WebLog Classes - Web Logfile Parsing and Manipulation in Python
---------------------------------------------------------------

Version 0.9

(c) 1998 Mark Nottingham
<mnot@pobox.com>

This software may be freely distibuted, modified and used,
provided that this copyright notice remain intact.

THIS SOFTWARE IS PROVIDED 'AS IS' WITHOUT WARRANTY OF ANY KIND.


These classes allow the user to parse and postprocess Web logfiles. One
of the Parsing classes must always be used first and only once, and then
Postprocessing classes may be used on the resulting instance, if desired.

Thanks to Ben Golding and Jeremy Hylton for their advice.


Parsing Classes
---------------

CommonWebLog - Common (NCSA) Web log parser.
CombinedWebLog - Combined/extended Web log parser (adds referer and agent).
SquidCacheLog - Squid Web Proxy Cache log parser (access.log v1.1)

Postprocessing Classes
----------------------

WebLogUrlParse - parses url and referer (if availalble) for components.
WebLogClean - normalises attributes of Web Log for more accurate analysis.
WebLogResolve - resolves client address to host and/or ip.
WebLogReferType - determines whether a hit is local, offsite, manual, or file.
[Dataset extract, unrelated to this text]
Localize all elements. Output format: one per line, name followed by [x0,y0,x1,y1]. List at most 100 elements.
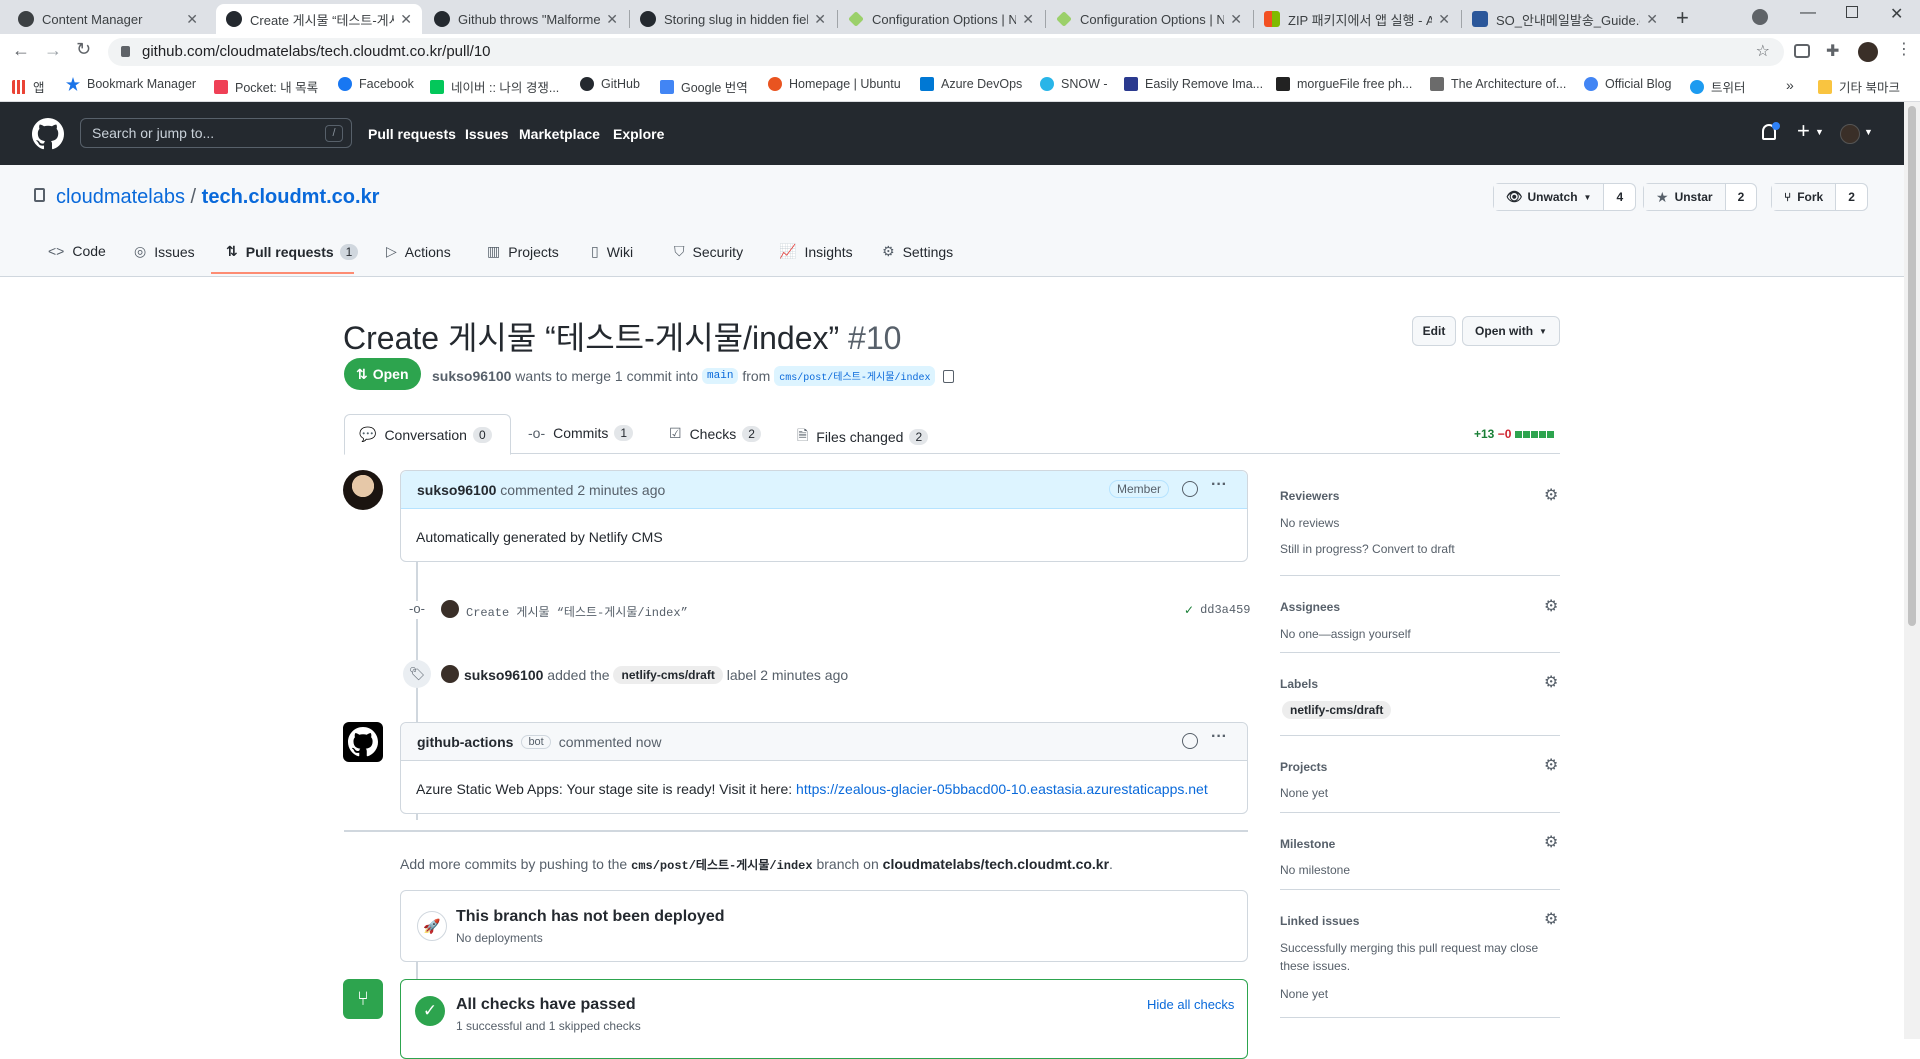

For full details of the actions of the classes, and their interfaces, read
the comments of the individual modules, as well as their __doc__ methods.
Note that several of the postprocessing classes have specific requirements
for their input.

Examples
--------

A WebLog class can be as easy to use as this, which will print how many hits
pages on your site get:

import CommonWebLog, sys
log = CommonWebLog.Parser(sys.stdin)
hits = {}
while log.getlogent():
	hits[log.url] = hits.get(log.url, 0) + 1
for (page, hit_num) in hits.items():
	print "%s %s" % (hit_num, page)

Several moderately more complex demo scripts come with the WebLog package:

bad_passwords.py - identify bad HTTP authentication attempts.
referers.py - shows what referers go into your pages, by page and referer.
search_terms.py - shows what search terms are used to reach your pages on 
                  popular search engines.